Mallory was born in Cleveland, Ohio on November 12, 1862 to George Burr and Anne (Faragher) Mallory. He received his A.B. degree from Harvard College in 1886 and his medical degree from Harvard Medical School in 1890. He became an assistant pathologist at Boston City Hospital in 1891, working under William Thomas Councilman. In 1893 Mallory traveled to Europe to train under Hans Chiari in Prague and Ernst Ziegler in Freiburg.

== Career ==
After returning to Harvard from Europe, he became an assistant professor in 1896, and associate professor of pathology in 1901. He was professor of pathology at Harvard Medical School from 1928 to 1932.

His contributions in the field of pathology included improving techniques and standardization of tissue staining; his book, written with James Homer Wright, was the standard textbook in this field. He also studied the function of histiocytes, he confirmed that the whooping cough bacillus discovered by Jules Bordet was the causative agent, and he worked on improvements in classification of tumors, particularly meningiomas, and cirrhosis of the liver.

Mallory was one of the co-founders of the American Association for Cancer Research in 1907, and served two terms as its president: in 1910-1911, and again in 1929-1930. He was president of the American Association of Pathologists and Bacteriologists in 1910, and was its treasurer from 1911 to 1940. In 1923 he became editor-in-chief of the Journal of Medical Research and, when that journal became the American Journal of Pathology in 1925, he continued to serve in the same capacity until 1940.

== Honors and awards ==
Mallory received honorary degrees from Tufts University (Sc.D., 1928) and Boston University (Sc.D., 1932), and was awarded the Kober medal in 1935 by the Association of American Physicians for outstanding service in pathology. He received the gold-headed cane award from the American
Association of Pathologists and Bacteriologists in 1935.

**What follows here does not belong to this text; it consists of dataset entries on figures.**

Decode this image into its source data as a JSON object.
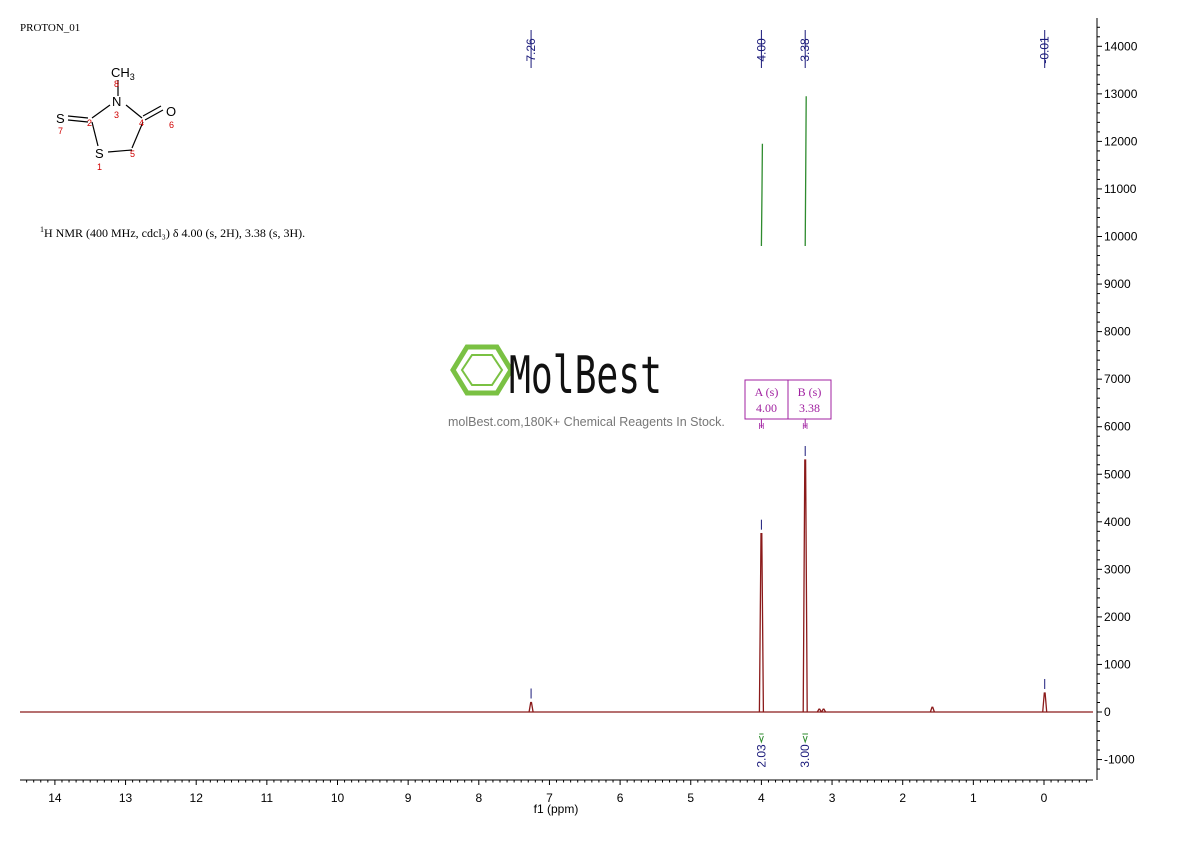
{
  "experiment_label": "PROTON_01",
  "caption": {
    "superscript": "1",
    "text": "H NMR (400 MHz, cdcl₃) δ 4.00 (s, 2H), 3.38 (s, 3H)."
  },
  "watermark": {
    "brand": "MolBest",
    "tagline": "molBest.com,180K+ Chemical Reagents In Stock.",
    "logo_color": "#7ac143",
    "logo_icon": "benzene-hexagon-icon"
  },
  "structure": {
    "atoms": [
      {
        "symbol": "S",
        "number": "7"
      },
      {
        "symbol": "",
        "number": "2"
      },
      {
        "symbol": "N",
        "number": "3"
      },
      {
        "symbol": "CH3",
        "number": "8"
      },
      {
        "symbol": "",
        "number": "4"
      },
      {
        "symbol": "O",
        "number": "6"
      },
      {
        "symbol": "",
        "number": "5"
      },
      {
        "symbol": "S",
        "number": "1"
      }
    ],
    "number_color": "#d00000"
  },
  "chart_data": {
    "type": "line",
    "xlabel": "f1 (ppm)",
    "xlim": [
      14.5,
      -0.7
    ],
    "ylim": [
      -1400,
      14500
    ],
    "x_ticks": [
      14,
      13,
      12,
      11,
      10,
      9,
      8,
      7,
      6,
      5,
      4,
      3,
      2,
      1,
      0
    ],
    "y_ticks": [
      -1000,
      0,
      1000,
      2000,
      3000,
      4000,
      5000,
      6000,
      7000,
      8000,
      9000,
      10000,
      11000,
      12000,
      13000,
      14000
    ],
    "peaks": [
      {
        "ppm": 7.26,
        "height": 200,
        "label": "7.26"
      },
      {
        "ppm": 4.0,
        "height": 3750,
        "label": "4.00"
      },
      {
        "ppm": 3.38,
        "height": 5300,
        "label": "3.38"
      },
      {
        "ppm": 3.18,
        "height": 60,
        "label": ""
      },
      {
        "ppm": 3.12,
        "height": 60,
        "label": ""
      },
      {
        "ppm": 1.58,
        "height": 100,
        "label": ""
      },
      {
        "ppm": -0.01,
        "height": 400,
        "label": "-0.01"
      }
    ],
    "integrals": [
      {
        "from": 4.03,
        "to": 3.97,
        "value": "2.03",
        "curve_low": 9800,
        "curve_high": 11950
      },
      {
        "from": 3.42,
        "to": 3.34,
        "value": "3.00",
        "curve_low": 9800,
        "curve_high": 12950
      }
    ],
    "multiplets": [
      {
        "name": "A (s)",
        "shift": "4.00",
        "ppm": 4.0,
        "unit": "H"
      },
      {
        "name": "B (s)",
        "shift": "3.38",
        "ppm": 3.38,
        "unit": "H"
      }
    ],
    "colors": {
      "spectrum": "#8b1a1a",
      "integral": "#2e8b2e",
      "peak_label": "#1a1a7a",
      "multiplet_box": "#a020a0",
      "axis": "#000000"
    }
  }
}
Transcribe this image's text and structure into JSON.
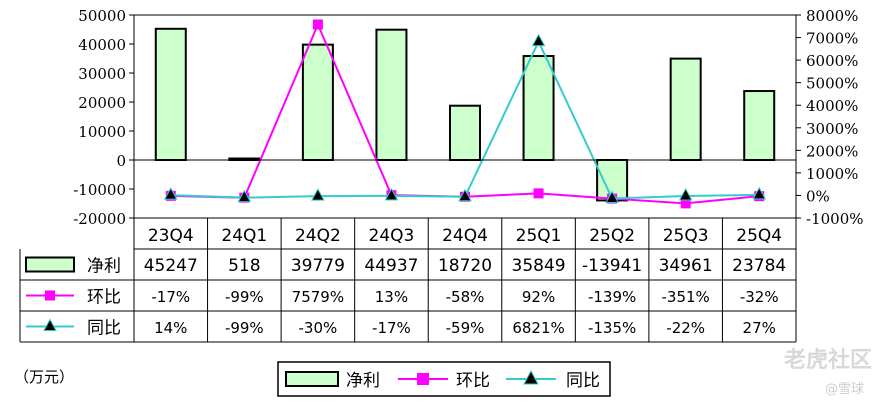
{
  "chart_data": {
    "type": "bar",
    "categories": [
      "23Q4",
      "24Q1",
      "24Q2",
      "24Q3",
      "24Q4",
      "25Q1",
      "25Q2",
      "25Q3",
      "25Q4"
    ],
    "series": [
      {
        "name": "净利",
        "kind": "bar",
        "axis": "left",
        "color": "#ccffcc",
        "values": [
          45247,
          518,
          39779,
          44937,
          18720,
          35849,
          -13941,
          34961,
          23784
        ]
      },
      {
        "name": "环比",
        "kind": "line",
        "axis": "right",
        "color": "#ff00ff",
        "marker": "square",
        "values": [
          -17,
          -99,
          7579,
          13,
          -58,
          92,
          -139,
          -351,
          -32
        ],
        "labels": [
          "-17%",
          "-99%",
          "7579%",
          "13%",
          "-58%",
          "92%",
          "-139%",
          "-351%",
          "-32%"
        ]
      },
      {
        "name": "同比",
        "kind": "line",
        "axis": "right",
        "color": "#33cccc",
        "marker": "triangle",
        "values": [
          14,
          -99,
          -30,
          -17,
          -59,
          6821,
          -135,
          -22,
          27
        ],
        "labels": [
          "14%",
          "-99%",
          "-30%",
          "-17%",
          "-59%",
          "6821%",
          "-135%",
          "-22%",
          "27%"
        ]
      }
    ],
    "y_left": {
      "min": -20000,
      "max": 50000,
      "ticks": [
        "50000",
        "40000",
        "30000",
        "20000",
        "10000",
        "0",
        "-10000",
        "-20000"
      ]
    },
    "y_right": {
      "min": -1000,
      "max": 8000,
      "ticks": [
        "8000%",
        "7000%",
        "6000%",
        "5000%",
        "4000%",
        "3000%",
        "2000%",
        "1000%",
        "0%",
        "-1000%"
      ]
    },
    "unit_label": "（万元）",
    "legend": [
      "净利",
      "环比",
      "同比"
    ],
    "legend_position": "bottom",
    "grid": false
  },
  "watermark": {
    "brand": "老虎社区",
    "author": "@雪球"
  }
}
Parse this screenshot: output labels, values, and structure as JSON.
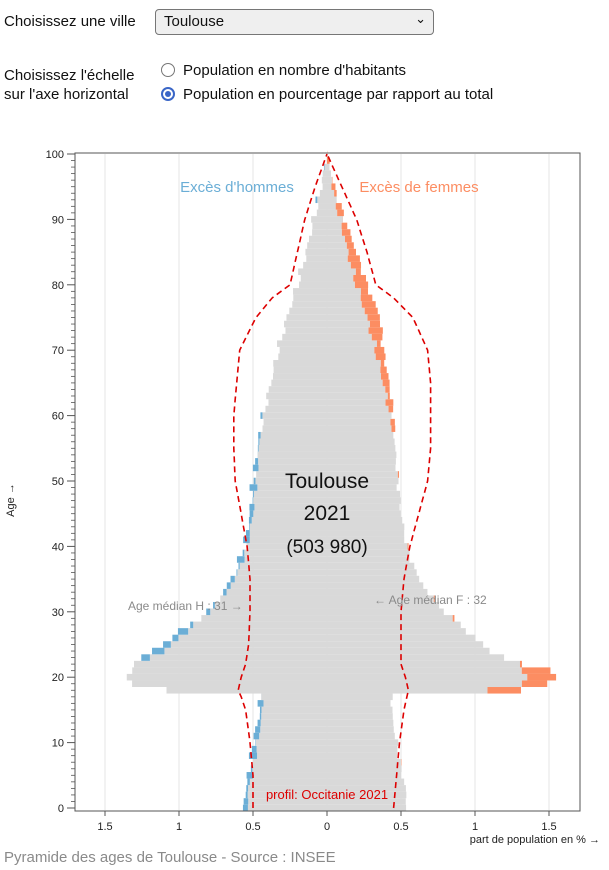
{
  "controls": {
    "city_label": "Choisissez une ville",
    "city_value": "Toulouse",
    "scale_label_line1": "Choisissez l'échelle",
    "scale_label_line2": "sur l'axe horizontal",
    "option_count": "Population en nombre d'habitants",
    "option_percent": "Population en pourcentage par rapport au total",
    "selected_option": "Population en pourcentage par rapport au total"
  },
  "chart_data": {
    "type": "population-pyramid",
    "xlabel": "part de population en %  →",
    "ylabel": "Age →",
    "xlim": [
      -1.5,
      1.5
    ],
    "ylim": [
      0,
      100
    ],
    "x_ticks": [
      -1.5,
      -1,
      -0.5,
      0,
      0.5,
      1,
      1.5
    ],
    "x_tick_labels": [
      "1.5",
      "1",
      "0.5",
      "0",
      "0.5",
      "1",
      "1.5"
    ],
    "y_ticks": [
      0,
      10,
      20,
      30,
      40,
      50,
      60,
      70,
      80,
      90,
      100
    ],
    "legend_men": "Excès d'hommes",
    "legend_women": "Excès de femmes",
    "center_title": "Toulouse",
    "center_year": "2021",
    "center_total": "(503 980)",
    "median_men_label": "Age médian H : 31 →",
    "median_women_label": "← Age médian F : 32",
    "median_men": 31,
    "median_women": 32,
    "reference_label": "profil: Occitanie 2021",
    "colors": {
      "common": "#d9d9d9",
      "excess_men": "#6baed6",
      "excess_women": "#fc8d62",
      "reference": "#dd0000",
      "legend_men": "#6baed6",
      "legend_women": "#fc8d62"
    },
    "age_keypoints": [
      0,
      3,
      6,
      10,
      14,
      17,
      18,
      19,
      20,
      21,
      22,
      23,
      24,
      26,
      28,
      30,
      33,
      36,
      40,
      45,
      50,
      55,
      60,
      65,
      70,
      75,
      80,
      85,
      90,
      95,
      100
    ],
    "men_keypoints": [
      0.56,
      0.55,
      0.52,
      0.5,
      0.46,
      0.45,
      1.1,
      1.3,
      1.35,
      1.33,
      1.3,
      1.25,
      1.18,
      1.05,
      0.93,
      0.8,
      0.7,
      0.62,
      0.56,
      0.52,
      0.5,
      0.47,
      0.43,
      0.38,
      0.33,
      0.27,
      0.2,
      0.14,
      0.09,
      0.04,
      0.0
    ],
    "women_keypoints": [
      0.54,
      0.53,
      0.5,
      0.47,
      0.44,
      0.44,
      1.3,
      1.5,
      1.55,
      1.5,
      1.32,
      1.2,
      1.1,
      1.0,
      0.9,
      0.8,
      0.68,
      0.6,
      0.54,
      0.5,
      0.48,
      0.46,
      0.45,
      0.42,
      0.38,
      0.36,
      0.27,
      0.2,
      0.12,
      0.05,
      0.0
    ],
    "reference_ages": [
      0,
      5,
      10,
      15,
      17,
      18,
      20,
      22,
      25,
      30,
      35,
      40,
      45,
      50,
      55,
      60,
      65,
      70,
      75,
      78,
      80,
      85,
      90,
      95,
      100
    ],
    "reference_men": [
      0.5,
      0.5,
      0.52,
      0.55,
      0.58,
      0.6,
      0.58,
      0.55,
      0.53,
      0.52,
      0.52,
      0.54,
      0.58,
      0.62,
      0.63,
      0.63,
      0.61,
      0.59,
      0.48,
      0.37,
      0.25,
      0.2,
      0.15,
      0.08,
      0.0
    ],
    "reference_women": [
      0.45,
      0.47,
      0.49,
      0.52,
      0.54,
      0.55,
      0.53,
      0.5,
      0.5,
      0.5,
      0.52,
      0.56,
      0.62,
      0.68,
      0.7,
      0.7,
      0.7,
      0.68,
      0.58,
      0.45,
      0.33,
      0.27,
      0.2,
      0.1,
      0.0
    ]
  },
  "footer": {
    "caption": "Pyramide des ages de Toulouse - Source : INSEE"
  }
}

== Personal life and Death ==

He married Persis McClain Tracy of Chautauqua, New York on August 31, 1893. They had two sons, both of whom were medical doctors and pathologists. Tracy B. Mallory was Chief of Pathology at Massachusetts General Hospital in Boston, succeeding James Homer Wright in 1926, and president of the American Association of Pathologists and Bacteriologists in 1951. His other son, George Kenneth Mallory, became professor of pathology at Boston City Hospital in 1948, and the Mallory-Weiss syndrome is named after him.

Mallory died at his home in Brookline, MA on September 27, 1941, at the age of 78.

== Legacy ==
The Pathology Department at Boston City Hospital, the Mallory Institute of Pathology, was named after him. The Mallory Institute of Pathology was operational from 1933 to 2006.